Environmentally friendly LEDs created using rice husks
Image credit: Dreamstime
Scientists searching for a scalable method to fabricate quantum dots have developed a way to recycle rice husks to create the first silicon quantum dot (QD) LED light.
This new method transforms agricultural waste into state-of-the-art light-emitting diodes in a low-cost, environmentally friendly way.
Milling rice to separate the grain from the husks typically produces about 100 million tons of rice husk waste globally each year.
“Since typical QDs often involve toxic material, such as cadmium, lead or other heavy metals, environmental concerns have been frequently deliberated when using nanomaterials. Our proposed process and fabrication method for QDs minimises these concerns,” said Ken-ichi Saitow, lead study author and a professor of chemistry at Hiroshima University.
The technology makes use of porous silicon (Si), a material that is non-toxic and found abundantly in nature with photoluminescence properties, stemming from its microscopic (quantum-sized) dot structures that serve as semiconductors. Waste rice husks have been found to an excellent source of high-purity silica (SiO2) and value-added Si powder.

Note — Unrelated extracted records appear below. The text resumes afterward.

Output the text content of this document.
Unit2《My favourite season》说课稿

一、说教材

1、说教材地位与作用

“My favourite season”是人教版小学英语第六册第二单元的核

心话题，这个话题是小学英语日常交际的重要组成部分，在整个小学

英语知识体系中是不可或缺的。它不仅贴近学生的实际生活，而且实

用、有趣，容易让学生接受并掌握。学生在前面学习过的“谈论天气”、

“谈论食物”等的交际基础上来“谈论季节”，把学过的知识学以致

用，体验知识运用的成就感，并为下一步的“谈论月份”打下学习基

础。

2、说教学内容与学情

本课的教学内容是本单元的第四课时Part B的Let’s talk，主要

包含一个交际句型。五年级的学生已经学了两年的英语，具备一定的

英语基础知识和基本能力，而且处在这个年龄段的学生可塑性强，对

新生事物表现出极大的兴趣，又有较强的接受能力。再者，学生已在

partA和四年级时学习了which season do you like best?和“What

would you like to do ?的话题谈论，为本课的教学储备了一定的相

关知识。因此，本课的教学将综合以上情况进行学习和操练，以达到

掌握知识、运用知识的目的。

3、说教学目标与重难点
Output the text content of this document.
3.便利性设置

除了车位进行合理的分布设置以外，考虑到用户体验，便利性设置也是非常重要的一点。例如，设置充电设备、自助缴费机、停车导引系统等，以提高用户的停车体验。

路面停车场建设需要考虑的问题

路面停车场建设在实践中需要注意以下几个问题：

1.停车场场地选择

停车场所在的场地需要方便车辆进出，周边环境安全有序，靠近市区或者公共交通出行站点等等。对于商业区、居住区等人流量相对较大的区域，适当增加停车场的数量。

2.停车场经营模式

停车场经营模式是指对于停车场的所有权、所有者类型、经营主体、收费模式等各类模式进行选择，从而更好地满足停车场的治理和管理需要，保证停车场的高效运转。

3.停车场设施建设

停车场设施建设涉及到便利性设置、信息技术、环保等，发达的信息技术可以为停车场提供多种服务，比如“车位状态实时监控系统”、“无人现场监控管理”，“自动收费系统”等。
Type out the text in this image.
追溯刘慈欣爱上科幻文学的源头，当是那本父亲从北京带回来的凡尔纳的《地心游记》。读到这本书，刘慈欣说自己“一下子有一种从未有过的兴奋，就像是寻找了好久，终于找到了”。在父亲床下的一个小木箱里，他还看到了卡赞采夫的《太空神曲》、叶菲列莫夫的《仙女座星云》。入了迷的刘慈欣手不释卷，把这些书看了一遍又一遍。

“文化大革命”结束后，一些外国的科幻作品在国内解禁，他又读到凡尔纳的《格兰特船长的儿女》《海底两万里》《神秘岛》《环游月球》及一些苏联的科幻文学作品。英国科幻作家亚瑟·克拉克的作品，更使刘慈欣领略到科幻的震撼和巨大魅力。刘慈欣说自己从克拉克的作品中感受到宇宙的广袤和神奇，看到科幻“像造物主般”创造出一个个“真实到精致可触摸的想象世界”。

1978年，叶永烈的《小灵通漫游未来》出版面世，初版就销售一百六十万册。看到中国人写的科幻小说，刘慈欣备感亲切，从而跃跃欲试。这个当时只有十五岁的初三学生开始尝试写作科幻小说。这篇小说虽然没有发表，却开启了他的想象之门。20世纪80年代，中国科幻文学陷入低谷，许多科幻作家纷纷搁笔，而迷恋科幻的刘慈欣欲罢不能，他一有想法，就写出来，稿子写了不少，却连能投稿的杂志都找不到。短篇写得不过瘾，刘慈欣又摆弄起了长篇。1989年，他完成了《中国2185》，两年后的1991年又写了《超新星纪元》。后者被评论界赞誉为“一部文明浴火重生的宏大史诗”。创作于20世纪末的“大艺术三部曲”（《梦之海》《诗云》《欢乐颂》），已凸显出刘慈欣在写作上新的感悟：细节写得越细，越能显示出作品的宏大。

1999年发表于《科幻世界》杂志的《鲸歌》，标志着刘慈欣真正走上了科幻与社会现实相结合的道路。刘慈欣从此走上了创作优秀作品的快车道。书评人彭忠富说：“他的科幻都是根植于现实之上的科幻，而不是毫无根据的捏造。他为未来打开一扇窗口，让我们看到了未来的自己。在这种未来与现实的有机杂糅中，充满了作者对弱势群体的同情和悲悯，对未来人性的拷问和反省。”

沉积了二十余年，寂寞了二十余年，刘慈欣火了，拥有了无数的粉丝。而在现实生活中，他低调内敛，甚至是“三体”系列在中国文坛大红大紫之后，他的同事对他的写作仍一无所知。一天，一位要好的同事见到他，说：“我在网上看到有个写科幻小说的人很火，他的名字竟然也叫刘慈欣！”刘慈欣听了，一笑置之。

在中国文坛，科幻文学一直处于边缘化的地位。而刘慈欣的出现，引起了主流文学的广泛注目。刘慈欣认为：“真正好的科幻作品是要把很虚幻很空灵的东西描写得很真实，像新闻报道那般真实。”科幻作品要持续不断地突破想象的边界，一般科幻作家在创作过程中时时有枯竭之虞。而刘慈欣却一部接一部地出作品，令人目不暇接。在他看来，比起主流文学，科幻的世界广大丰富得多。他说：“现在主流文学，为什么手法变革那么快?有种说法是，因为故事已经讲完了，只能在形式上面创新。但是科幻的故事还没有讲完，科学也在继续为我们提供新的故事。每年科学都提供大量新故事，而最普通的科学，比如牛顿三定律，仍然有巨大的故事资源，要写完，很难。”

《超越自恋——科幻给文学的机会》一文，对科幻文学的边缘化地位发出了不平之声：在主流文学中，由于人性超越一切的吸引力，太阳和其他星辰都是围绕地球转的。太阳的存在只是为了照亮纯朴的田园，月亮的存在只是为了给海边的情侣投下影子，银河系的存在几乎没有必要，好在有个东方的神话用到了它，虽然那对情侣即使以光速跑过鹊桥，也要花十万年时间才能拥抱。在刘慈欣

The team used a combination of milling, heat treatments and chemical etching to process the rice husk silica. They milled rice husks and extracted silica (SiO2) powders by burning off organic compounds of milled rice husks before heating the resulting silica powder in an electric furnace to obtain Si powders via a reduction reaction. They then reduced the purified Si powder to 3 nanometres in size through a chemical etching process.
“This is the first research to develop an LED from waste rice husks,” said Saitow, adding that the non-toxic quality of silicon makes them an attractive alternative to current semiconducting quantum dots available today.
“The present method becomes a noble method for developing environmentally friendly quantum dot LEDs from natural products. It is possible that one day these processes could be implemented on a large scale, like other high-yield chemical processes.”
The team’s next steps include developing higher efficiency luminescence and exploring the possibility of producing LEDs other than the orange-red colour they have created so far.
The researchers also suggest that the method they have developed could be applied to other plants, such as sugar cane bamboo, wheat, barley or grasses that contain SiO2. These natural products and their wastes might hold the potential for being transformed into non-toxic optoelectronic devices.